An AzVolumeAttachment
instance representing the primary node attachment is created by the ControllerPublishVolume
API in the CSI Controller plug-in. If an instance for the current node already exists, it is updated to represent the primary node attachment. The AzVolumeAttachment
controller then attaches the managed disk to the primary node if it was not already attached as an attachment replica. It then creates additional AzVolumeAttachment
instances representing attachment replicas and attaches the shared managed disk to a number of backup nodes as specified by the maxMountReplicaCount
parameter in the StorageClass
instance of the PersistentVolumeClaim
of the managed disk. The ControllerPublishVolume
request is complete once the AzVolumeAttachment
instance for primary node has been created. As each the attachment request completes, the controller sets the .Status.State
field to Attached
. When the NodeStageVolume
API is called, the CSI Node plug-in will wait for the its AzVolumeAttachment
instance's state to reach Attached
before staging the mount point to the disk.
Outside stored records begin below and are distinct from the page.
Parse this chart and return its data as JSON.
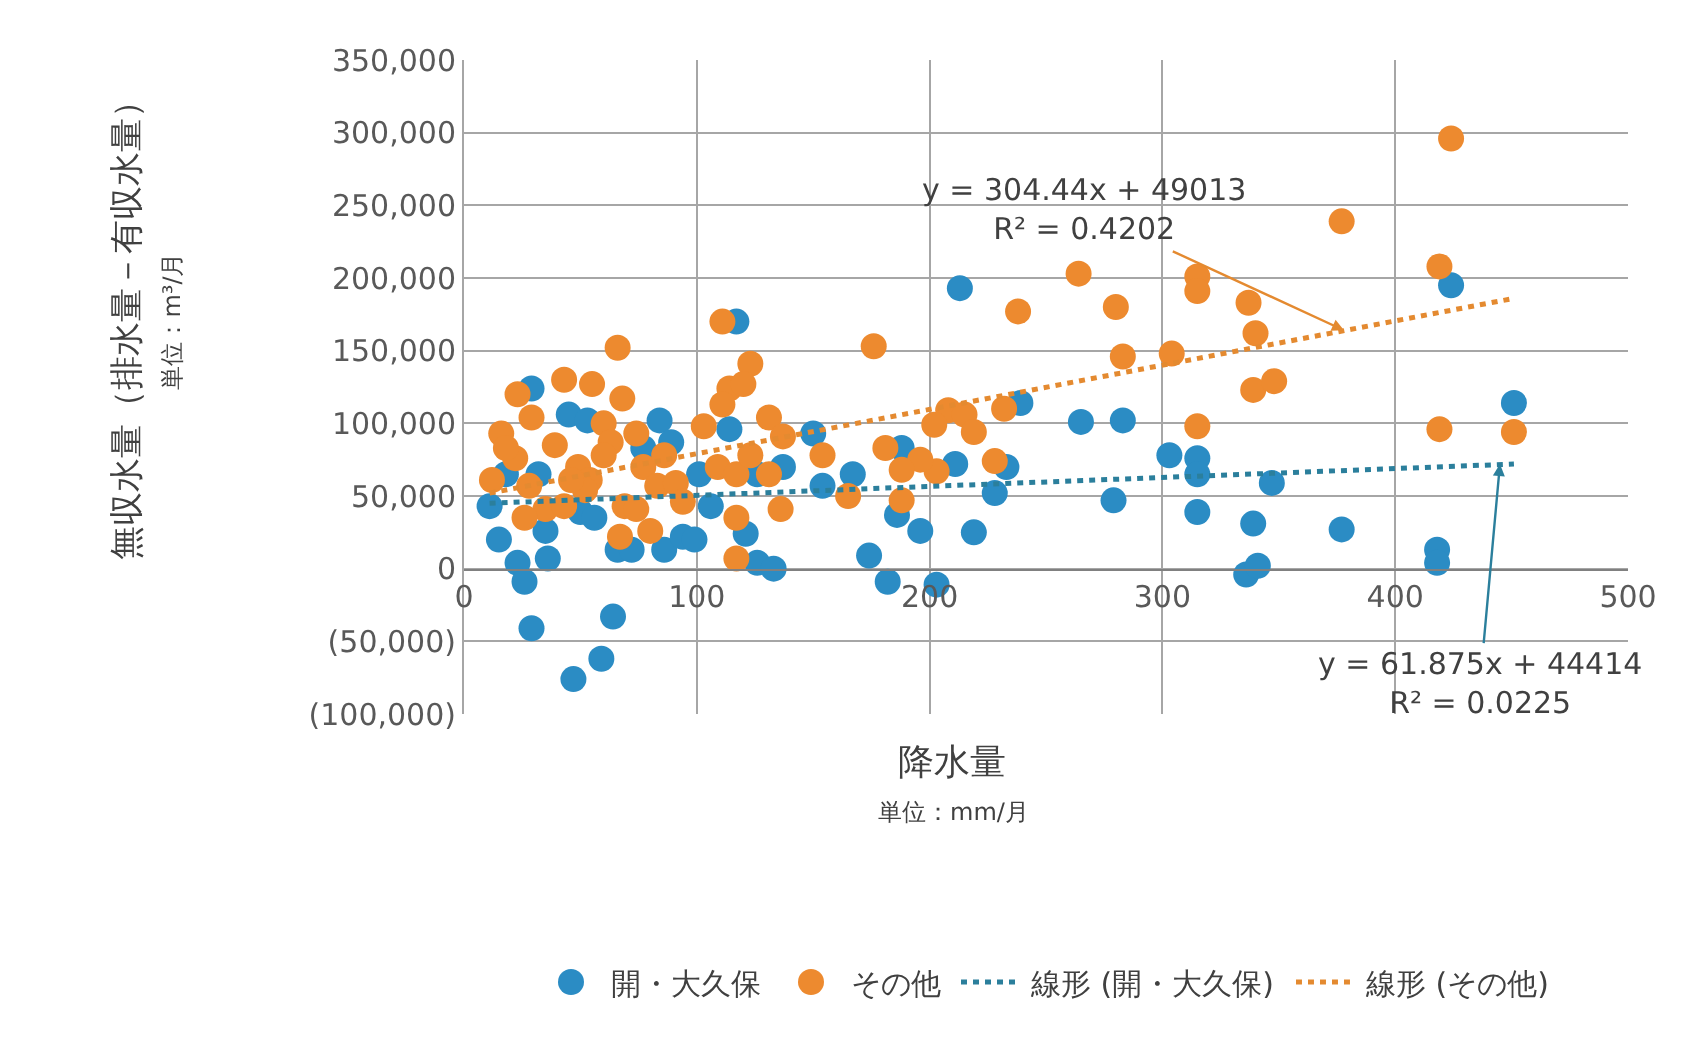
{
  "chart_data": {
    "type": "scatter",
    "ylabel": "無収水量（排水量－有収水量）",
    "xlabel": "降水量",
    "xlim": [
      0,
      500
    ],
    "xticks": [
      0,
      100,
      200,
      300,
      400,
      500
    ],
    "ylim": [
      -100000,
      350000
    ],
    "yticks": [
      {
        "value": -100000,
        "label": "(100,000)"
      },
      {
        "value": -50000,
        "label": "(50,000)"
      },
      0,
      {
        "value": 50000,
        "label": "50,000"
      },
      {
        "value": 100000,
        "label": "100,000"
      },
      {
        "value": 150000,
        "label": "150,000"
      },
      {
        "value": 200000,
        "label": "200,000"
      },
      {
        "value": 250000,
        "label": "250,000"
      },
      {
        "value": 300000,
        "label": "300,000"
      },
      {
        "value": 350000,
        "label": "350,000"
      }
    ],
    "grid": true,
    "legend": "bottom",
    "series": [
      {
        "name": "開・大久保",
        "marker": "circle",
        "color": "#2b8cc4",
        "x": [
          29,
          45,
          53,
          84,
          89,
          117,
          11,
          15,
          23,
          26,
          36,
          29,
          64,
          47,
          59,
          66,
          72,
          86,
          94,
          99,
          106,
          121,
          126,
          133,
          137,
          154,
          167,
          174,
          182,
          150,
          32,
          50,
          56,
          77,
          126,
          101,
          114,
          18,
          35,
          213,
          239,
          265,
          283,
          303,
          315,
          315,
          347,
          315,
          339,
          336,
          341,
          377,
          418,
          418,
          424,
          451,
          279,
          228,
          233,
          211,
          219,
          196,
          186,
          203,
          188
        ],
        "values": [
          124000,
          106000,
          102000,
          102000,
          87000,
          170000,
          43000,
          20000,
          4000,
          -9000,
          7000,
          -41000,
          -33000,
          -76000,
          -62000,
          13000,
          13000,
          13000,
          22000,
          20000,
          43000,
          24000,
          4000,
          0,
          70000,
          57000,
          65000,
          9000,
          -9000,
          93000,
          65000,
          39000,
          35000,
          83000,
          65000,
          65000,
          96000,
          65000,
          26000,
          193000,
          114000,
          101000,
          102000,
          78000,
          76000,
          65000,
          59000,
          39000,
          31000,
          -4000,
          2000,
          27000,
          13000,
          4000,
          195000,
          114000,
          47000,
          52000,
          70000,
          72000,
          25000,
          26000,
          37000,
          -11000,
          83000
        ]
      },
      {
        "name": "その他",
        "marker": "circle",
        "color": "#ed8a2f",
        "x": [
          424,
          377,
          419,
          264,
          315,
          315,
          238,
          280,
          337,
          340,
          283,
          304,
          339,
          348,
          232,
          208,
          215,
          219,
          202,
          315,
          419,
          451,
          228,
          203,
          196,
          188,
          181,
          188,
          176,
          111,
          66,
          123,
          43,
          55,
          23,
          68,
          114,
          120,
          111,
          131,
          16,
          29,
          103,
          60,
          63,
          74,
          77,
          86,
          22,
          39,
          49,
          54,
          12,
          28,
          35,
          26,
          43,
          52,
          69,
          74,
          80,
          67,
          83,
          91,
          109,
          117,
          123,
          137,
          131,
          136,
          117,
          117,
          154,
          165,
          60,
          94,
          46,
          18
        ],
        "values": [
          296000,
          239000,
          208000,
          203000,
          201000,
          191000,
          177000,
          180000,
          183000,
          162000,
          146000,
          148000,
          123000,
          129000,
          110000,
          109000,
          106000,
          94000,
          99000,
          98000,
          96000,
          94000,
          74000,
          67000,
          75000,
          68000,
          83000,
          47000,
          153000,
          170000,
          152000,
          141000,
          130000,
          127000,
          120000,
          117000,
          124000,
          127000,
          113000,
          104000,
          93000,
          104000,
          98000,
          100000,
          87000,
          93000,
          70000,
          78000,
          76000,
          85000,
          70000,
          61000,
          61000,
          57000,
          41000,
          35000,
          43000,
          54000,
          43000,
          41000,
          26000,
          22000,
          57000,
          59000,
          70000,
          65000,
          78000,
          91000,
          65000,
          41000,
          35000,
          7000,
          78000,
          50000,
          78000,
          46000,
          61000,
          83000
        ]
      },
      {
        "name": "線形 (開・大久保)",
        "type": "line",
        "line_style": "dotted",
        "color": "#2b7f9c",
        "x": [
          11,
          451
        ],
        "values": [
          45000,
          72000
        ]
      },
      {
        "name": "線形 (その他)",
        "type": "line",
        "line_style": "dotted",
        "color": "#e48a30",
        "x": [
          11,
          451
        ],
        "values": [
          52000,
          186000
        ]
      }
    ],
    "annotations": [
      {
        "text": "y = 304.44x + 49013\nR² = 0.4202",
        "x": 378,
        "y": 164000
      },
      {
        "text": "y = 61.875x + 44414\nR² = 0.0225",
        "x": 445,
        "y": 72000
      },
      "単位：m³/月",
      "単位：mm/月"
    ]
  }
}
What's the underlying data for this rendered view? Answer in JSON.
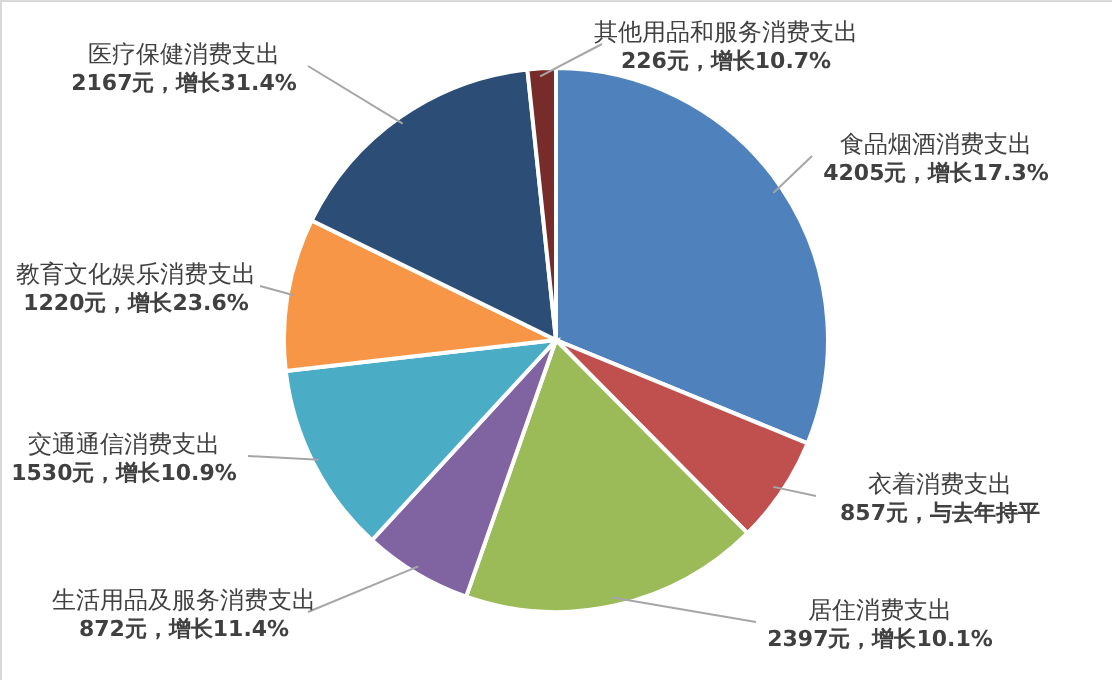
{
  "chart_data": {
    "type": "pie",
    "categories": [
      "食品烟酒消费支出",
      "衣着消费支出",
      "居住消费支出",
      "生活用品及服务消费支出",
      "交通通信消费支出",
      "教育文化娱乐消费支出",
      "医疗保健消费支出",
      "其他用品和服务消费支出"
    ],
    "values": [
      4205,
      857,
      2397,
      872,
      1530,
      1220,
      2167,
      226
    ],
    "colors": [
      "#4f81bd",
      "#c0504d",
      "#9bbb59",
      "#8064a2",
      "#4bacc6",
      "#f79646",
      "#2c4d75",
      "#772c2a"
    ],
    "value_labels": [
      "4205元，增长17.3%",
      "857元，与去年持平",
      "2397元，增长10.1%",
      "872元，增长11.4%",
      "1530元，增长10.9%",
      "1220元，增长23.6%",
      "2167元，增长31.4%",
      "226元，增长10.7%"
    ]
  }
}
When the ControllerUnpublishVolume
API in the CSI Controller plug-in is called, it schedules the AzVolumeAttachment
instance of the primary node for deletion. The controller responds by detaching the managed disk from the primary node. The AzVolumeAttachment
instance is deleted When the detach operation completes, and schedules garbage collection to detach and delete the attachment replicas if no subsequent ControllerPublishVolume
request is made for the disk within 5 minutes. The ControllerUnpublishVolume
request is complete when the detach operation has completed and corresponding AzVolumeAttachment
has been removed from the object store.
The V2 driver scheduler extender influences pod placement by prioritizing healthy nodes where attachment replicas for the required persistent volume(s) already exist (i.e. node(s) to which the managed disk(s) is(are) already attached). It relies on the AzVolumeAttachment
instances to determine which nodes have attachment replicas, and the heartbeat information in the AzDriverNode
to determine health. If no attachment replicas for the specified persistent volume currently exist, the scheduler extender will weight all nodes equally.
The Provisioner Library is a common library to abstract the underlying platform for all the V2 driver plugins, services and controllers. It handles the platform-specific details of performing volume operations such as (but not necessarily limited to) create, delete, attach, detach, snapshot, stage, unstage, mount, unmount, etc.